The argument that water is a conductor because "water seldom is pure enough not to contain some dissolved mineral contaminants" is like saying that it isn't clear either because look at the oceans or the lakes.

• Even carbon dioxide from the air dissolving in the water will take you a long way from the perfect "pure" water as far as conductivity goes. – Floris May 21 '17 at 1:30

Water is a poor conductor compared to wires and metal, but is an excellent conductor compared to air, glass, ceramic tile, and other objects in the bathroom or kitchen, particularly as mentioned in other answers if there are certain impurities dissolved in it.

When our bodies and feet are wet and we are walking across a wet floor, and we have somehow touched a wet electrical outlet or wire attachment; if the outlet is not ground fault protected, the electricity from the hot (live) side of the outlet will try to find a shortcut to ground through your wet skin and your wet feet to the floor to ground. As mentioned earlier, even a very small current through your body can stop your heart (cardiac arrest).

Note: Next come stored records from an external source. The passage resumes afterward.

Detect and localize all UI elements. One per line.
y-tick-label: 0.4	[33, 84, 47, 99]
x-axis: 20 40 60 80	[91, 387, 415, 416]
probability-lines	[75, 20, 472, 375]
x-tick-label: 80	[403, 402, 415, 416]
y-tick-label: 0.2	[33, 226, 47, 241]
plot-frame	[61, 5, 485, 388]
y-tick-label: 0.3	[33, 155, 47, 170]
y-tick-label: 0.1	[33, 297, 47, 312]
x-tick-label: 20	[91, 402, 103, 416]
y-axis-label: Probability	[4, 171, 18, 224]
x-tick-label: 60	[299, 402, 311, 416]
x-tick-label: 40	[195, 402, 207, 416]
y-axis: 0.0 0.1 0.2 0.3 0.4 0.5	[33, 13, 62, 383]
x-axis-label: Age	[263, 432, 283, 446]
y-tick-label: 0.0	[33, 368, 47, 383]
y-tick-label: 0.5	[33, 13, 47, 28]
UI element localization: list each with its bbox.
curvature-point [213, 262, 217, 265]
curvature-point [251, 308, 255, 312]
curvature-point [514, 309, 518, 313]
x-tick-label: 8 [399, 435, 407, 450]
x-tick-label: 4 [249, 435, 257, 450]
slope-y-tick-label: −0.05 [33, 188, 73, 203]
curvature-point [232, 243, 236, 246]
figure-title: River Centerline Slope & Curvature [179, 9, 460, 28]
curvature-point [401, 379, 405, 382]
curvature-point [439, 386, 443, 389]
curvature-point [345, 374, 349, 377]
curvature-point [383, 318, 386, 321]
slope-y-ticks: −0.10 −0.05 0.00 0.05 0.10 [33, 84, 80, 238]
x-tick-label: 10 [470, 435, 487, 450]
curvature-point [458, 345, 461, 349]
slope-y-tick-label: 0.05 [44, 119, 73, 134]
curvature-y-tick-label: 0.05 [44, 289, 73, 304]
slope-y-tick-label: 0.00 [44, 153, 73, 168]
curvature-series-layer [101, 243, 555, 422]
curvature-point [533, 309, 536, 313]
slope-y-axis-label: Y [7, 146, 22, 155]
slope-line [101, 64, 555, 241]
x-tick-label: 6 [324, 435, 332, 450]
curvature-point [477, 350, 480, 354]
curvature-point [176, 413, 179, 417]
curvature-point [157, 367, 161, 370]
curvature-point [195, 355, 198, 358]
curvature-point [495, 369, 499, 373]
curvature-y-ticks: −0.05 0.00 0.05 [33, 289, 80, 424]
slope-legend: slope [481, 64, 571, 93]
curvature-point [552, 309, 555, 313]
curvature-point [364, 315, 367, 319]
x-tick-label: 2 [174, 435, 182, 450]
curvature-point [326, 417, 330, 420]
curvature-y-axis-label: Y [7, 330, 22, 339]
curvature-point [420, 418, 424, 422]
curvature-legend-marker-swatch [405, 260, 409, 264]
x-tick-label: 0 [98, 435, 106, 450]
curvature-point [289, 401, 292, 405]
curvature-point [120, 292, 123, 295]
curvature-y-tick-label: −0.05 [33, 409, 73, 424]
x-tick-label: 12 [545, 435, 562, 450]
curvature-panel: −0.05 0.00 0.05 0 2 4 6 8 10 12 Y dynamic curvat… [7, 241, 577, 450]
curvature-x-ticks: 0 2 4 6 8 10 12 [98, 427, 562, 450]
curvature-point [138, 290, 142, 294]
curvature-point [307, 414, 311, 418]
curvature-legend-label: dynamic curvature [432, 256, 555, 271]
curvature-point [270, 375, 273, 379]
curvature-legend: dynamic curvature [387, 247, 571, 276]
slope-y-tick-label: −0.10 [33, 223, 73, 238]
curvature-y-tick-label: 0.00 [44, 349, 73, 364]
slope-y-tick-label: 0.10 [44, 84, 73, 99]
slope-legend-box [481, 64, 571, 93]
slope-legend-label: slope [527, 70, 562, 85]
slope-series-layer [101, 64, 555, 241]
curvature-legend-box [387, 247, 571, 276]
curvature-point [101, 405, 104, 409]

That is why GFI (ground fault interrupter) protection is required building code on all electrical outlets in kitchens and bathrooms. This type of protection senses when there is a short circuit bypass from the breaker ground and cancels the hot line on the outlet.

Water is a conductor! Because water seldom is pure enough not to contain some dissolved mineral contaminants (salts / electrolytes). Standing water in a lake or pond or puddle is not almost never pure but never pure. Dirty water qualifies as impure water, by the way. Understand then that the contaminant is in the form of ions which make water a perfect conductor as it has another great quality: adhesion to solid or supple surfaces (human skin for example). Hence creating the superb if not the perfect condition of making water an ideal conductor of electricity to shock your backside into oblivion when there are raw high voltage wires from downed transmission lines/poles due to a storm or random car accident in or near a body of water as in puddle in the street.